The hydrometallurgical method, on the other hand, has the disadvantage of generating a large amount of wastewater due to the use of high-concentration acid and neutralizing agents. Additionally, it has limitations in handling a large amount of spent secondary batteries for electric vehicles as it proceeds without removal of substances such as aluminum, iron, and carbon.
SUMMARYAn object of the present disclosure is to provide a method for easily recovering valuable metals such as nickel, cobalt, copper, and lithium from spent secondary batteries.
To address the above-described task, a method for recovering valuable metals from a spent secondary battery according to one embodiment of the present disclosure includes a pre-processing process of pre-processing the spent secondary battery, a melting process of heating the pre-processed spent secondary battery to generate a molten solution, and a recovery process of recovering the valuable metals from the molten solution. In the melting process, a chlorinating agent is added, and, in the recovery process, lithium is recovered in a form of lithium dust.

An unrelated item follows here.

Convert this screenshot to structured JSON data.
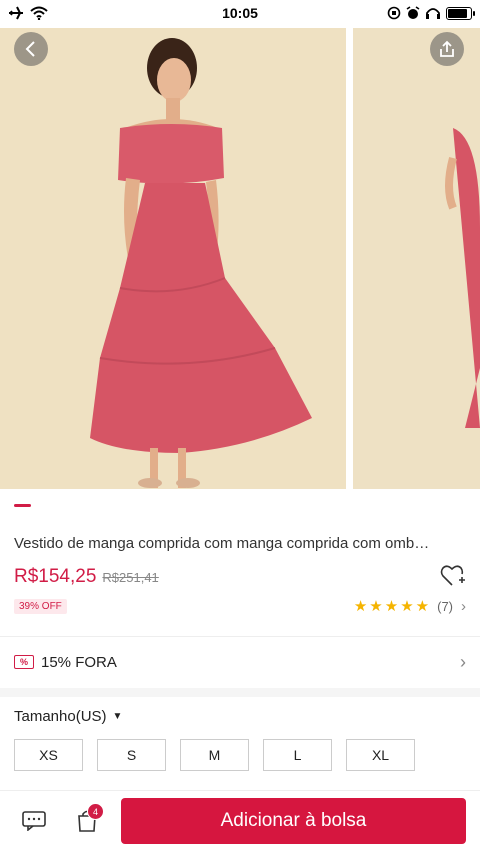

According to one embodiment of the present disclosure, the chlorinating agent includes at least one of CaCl2), CuCl2, NaCl, KCl, and CuCl.
According to one embodiment of the present disclosure, the chlorinating agent includes CaCl2) or CuCl2.
According to one embodiment of the present disclosure, the chlorinating agent is added such that an equivalent of chlorine to lithium present in the pre-processed spent secondary battery is 1.2 or more.
According to one embodiment of the present disclosure, the pre-processed spent secondary battery is heated to a temperature of 1500 degrees C. or higher in the melting process.
According to one embodiment of the present disclosure, the lithium dust is LiCl.
According to one embodiment of the present disclosure, a slag generated in the melting process is CaO—SiO2—Al2O33-phase slag.
According to one embodiment of the present disclosure, a composition of the slag is 21˜28% CaO, 55˜63% SiO2, and 12˜17% Al2O3.
According to one embodiment of the present disclosure, the method further includes a spent secondary battery composition analysis process of analyzing a composition of the pre-processed spent secondary battery, and, based on a composition analysis result of the pre-processed spent secondary battery, an input amount of flux is adjusted to achieve the slag composition of 21˜28% CaO, 55˜63% SiO2, and 12˜17% Al2O3.
According to one embodiment of the present disclosure, a slag composition analysis process is performed to analyze the composition of the slag generated during the melting process, and, based on a composition analysis result of the slag, an additional input amount of flux is adjusted to achieve the slag composition of 21˜28% CaO, 55˜63% SiO2, and 12˜17% Al2O3.
According to one embodiment of the present disclosure, the pre-processing process includes a discharge process of discharging the spent secondary battery, a disassembling process of disassembling the spent secondary battery from a pack to a module, a shredding/pulverizing process of shredding and pulverizing the disassembled spent secondary battery, and a drying process of drying the shredded/pulverized spent secondary battery.
According to the present disclosure, nickel, cobalt, and copper can be reduced and separated from slag through a melting process for effective recovery.
According to the present disclosure, lithium can be transformed into a lithium chloride during a melting process by adding a chlorinating agent, enabling the recovery of lithium in the form of lithium dust without an additional process to recover lithium from slag.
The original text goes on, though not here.